All die Male, die ich nur an mich selbst und meine eigenen Probleme gedacht habe, sind schuld.
Er wollte mich überraschen. Mir zeigen, dass er fähig ist, seine Ängste zu besiegen. Letztes Weihnachten haben wir ihm ein neues, leuchtend rotes Fahrrad geschenkt. Er hat es zärtlich berührt, hat es poliert, aber dann hat er nie den Mut gefunden, ohne Stützräder zu fahren. Wie oft habe ich ihn deswegen aufgezogen!
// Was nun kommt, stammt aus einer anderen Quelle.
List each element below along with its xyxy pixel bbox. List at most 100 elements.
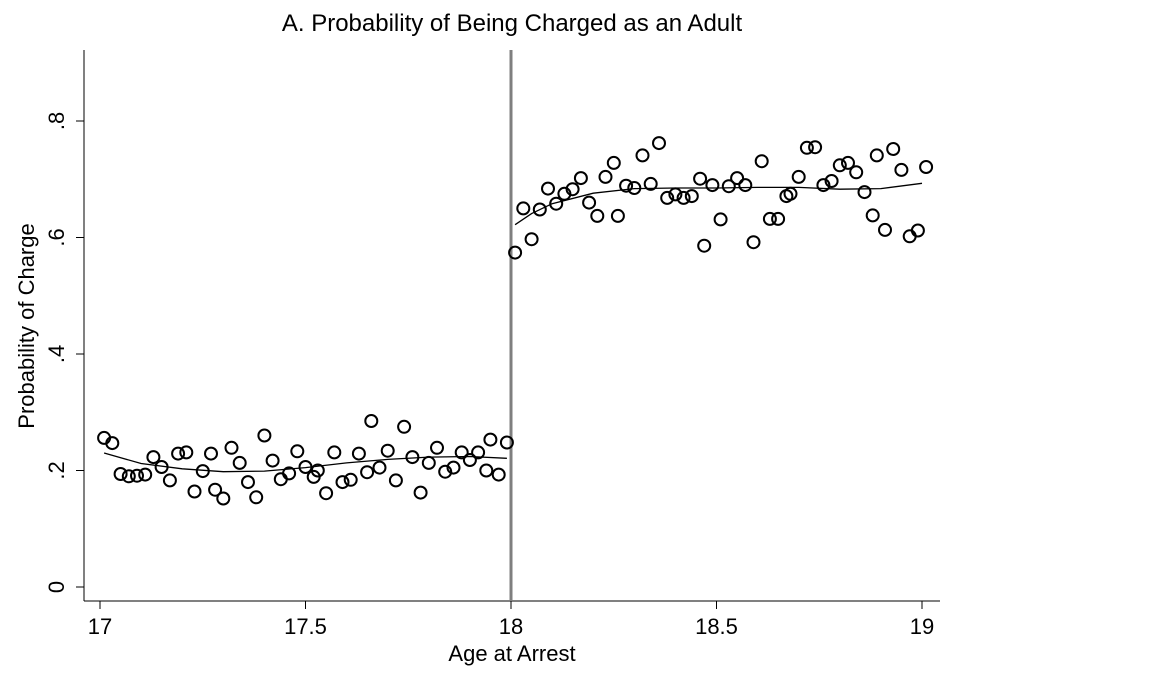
data-point <box>865 208 880 223</box>
y-ticks: 0 .2 .4 .6 .8 <box>44 112 84 593</box>
data-point <box>693 171 708 186</box>
data-point <box>721 179 736 194</box>
data-point <box>619 178 634 193</box>
data-point <box>113 467 128 481</box>
y-tick-label: .8 <box>44 112 69 130</box>
data-point <box>364 414 379 428</box>
data-point <box>508 245 523 260</box>
data-point <box>643 176 658 191</box>
data-point <box>479 463 494 478</box>
data-point <box>910 223 925 238</box>
data-point <box>310 463 325 478</box>
x-tick-label: 17.5 <box>284 614 327 639</box>
data-point <box>808 140 823 155</box>
data-point <box>824 174 839 188</box>
data-point <box>541 181 555 196</box>
data-point <box>841 155 855 170</box>
x-tick-label: 19 <box>910 614 934 639</box>
data-point <box>388 473 403 488</box>
y-tick-label: .4 <box>44 345 69 363</box>
data-point <box>121 469 136 484</box>
fit-lines <box>103 182 923 473</box>
data-point <box>791 169 806 184</box>
data-point <box>606 155 621 170</box>
data-point <box>783 186 798 201</box>
data-point <box>298 460 313 474</box>
data-point <box>499 435 514 450</box>
data-point <box>471 445 486 460</box>
data-point <box>573 171 588 186</box>
data-point <box>799 140 814 155</box>
data-point <box>582 195 597 210</box>
data-point <box>138 467 153 482</box>
fit-line-right <box>514 182 923 226</box>
data-point <box>187 484 202 499</box>
data-point <box>446 460 461 475</box>
data-point <box>241 475 255 490</box>
x-tick-label: 17 <box>88 614 112 639</box>
data-point <box>380 443 395 458</box>
data-point <box>195 464 210 479</box>
data-point <box>327 445 342 460</box>
data-point <box>290 444 305 459</box>
data-point <box>627 181 642 195</box>
x-ticks: 17 17.5 18 18.5 19 <box>88 601 934 639</box>
data-point <box>598 169 613 184</box>
data-point <box>208 482 223 497</box>
data-point <box>413 485 428 500</box>
data-point <box>886 142 901 156</box>
data-point <box>565 182 580 197</box>
data-point <box>652 136 666 151</box>
data-point <box>590 208 605 223</box>
data-point <box>265 453 280 468</box>
data-point <box>491 467 506 482</box>
data-point <box>335 475 350 490</box>
data-point <box>179 445 194 460</box>
data-point <box>343 472 358 487</box>
data-point <box>105 436 120 451</box>
data-points <box>97 136 934 506</box>
x-tick-label: 18.5 <box>695 614 738 639</box>
data-point <box>676 190 691 205</box>
data-point <box>257 428 272 443</box>
data-point <box>849 165 864 180</box>
data-point <box>397 419 412 434</box>
data-point <box>730 171 745 186</box>
chart-title: A. Probability of Being Charged as an Ad… <box>281 10 743 37</box>
data-point <box>224 440 239 455</box>
data-point <box>713 212 728 227</box>
data-point <box>454 445 469 460</box>
data-point <box>635 148 650 163</box>
data-point <box>438 464 453 479</box>
data-point <box>684 189 699 204</box>
y-axis-label: Probability of Charge <box>14 223 39 428</box>
data-point <box>462 453 477 467</box>
data-point <box>816 178 831 193</box>
data-point <box>405 450 420 465</box>
data-point <box>549 196 564 211</box>
data-point <box>869 148 884 163</box>
data-point <box>524 232 539 247</box>
data-point <box>372 460 387 475</box>
data-point <box>516 201 531 216</box>
data-point <box>697 238 712 253</box>
data-point <box>421 455 436 470</box>
data-point <box>610 208 625 223</box>
data-point <box>746 235 761 250</box>
data-point <box>705 178 720 193</box>
data-point <box>216 491 231 506</box>
data-point <box>754 154 769 169</box>
y-tick-label: 0 <box>44 581 69 593</box>
data-point <box>771 211 786 226</box>
data-point <box>232 455 247 470</box>
data-point <box>273 472 288 487</box>
data-point <box>660 190 675 205</box>
data-point <box>668 187 683 202</box>
data-point <box>902 229 917 244</box>
data-point <box>430 440 444 455</box>
data-point <box>319 486 334 501</box>
data-point <box>204 446 218 461</box>
data-point <box>857 185 872 200</box>
data-point <box>130 468 144 483</box>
Dabei bin ich diejenige, die nicht genug Mut hat. Ich bin sogar unfähig, meine Gefühle zu leben. Ich habe alle enttäuscht …
»Scarlett, ich bin da.« Die Stimme meiner Mutter hinter mir. »Geh bitte nach Hause. Du musst dich dringend ein wenig ausruhen. Um vier kommt Papa, um mich abzulösen, und er wird dann die ganze Nacht bleiben.«
»Nein, ich rühre mich hier nicht weg.«
»Es hilft niemandem, wenn du so stur bist. So wirst du noch krank. Außerdem hast du das Brötchen, das ich dir dagelassen habe, nicht einmal angerührt.«
»Ich habe keinen Hunger. Ich muss hierbleiben. Falls er aufwacht …«
»Falls er aufwachen sollte, rufe ich dich sofort an. Und ich werde ihm sagen, dass du ihn in der ganzen Zeit keinen Augenblick allein gelassen hast.«
»Aber wenn ich nach Hause gehe, ist es noch schlimmer, begreifst du das nicht? Gestern Nacht war es die Hölle, von ihm getrennt zu sein. Ich bin wohl tausend Mal aufgestanden, um in sein Zimmer zu gehen, in der Hoffnung, dass ich ihn in seinem Bett finde, seinen Atem höre. Und dann ist mir eingefallen, dass er hier ist, und ich bin in Tränen ausgebrochen.«
Mama streichelt mich. Wie lange haben wir uns nicht mehr wirklich berührt!
»Ich weiß, es ist schwer. Ich verdanke es nur den Tropfen, die mir der Arzt gegeben hat, wenn ich zwischendurch ein paar Stunden schlafen kann. Wir müssen jetzt stark sein. Für Marco. Denk daran, wir sind eine Familie.«
Ich verberge mein Gesicht in ihrem Schoß und umarme sie heftig. »Ich wünschte, das Ganze wäre nur ein böser Traum«, flüstere ich.
»Geh und iss etwas, tu es für deine ewig nervende Mutter.«
Ich muss lächeln. »Okay, aber in der Bar hier unten.«
»Kannst du bitte Oma anrufen? Heute Morgen war ich etwas grob zu ihr. Es ist nur, wenn ich über Marco rede …«
»Das übernehme ich.« Ich werfe noch einmal einen Blick auf unser kleines schlafendes Dornröschen. Dann beuge ich mich hinunter und küsse ihn auf die verbundene Stirn. In einem Märchen wäre er bei meiner Berührung aufgewacht.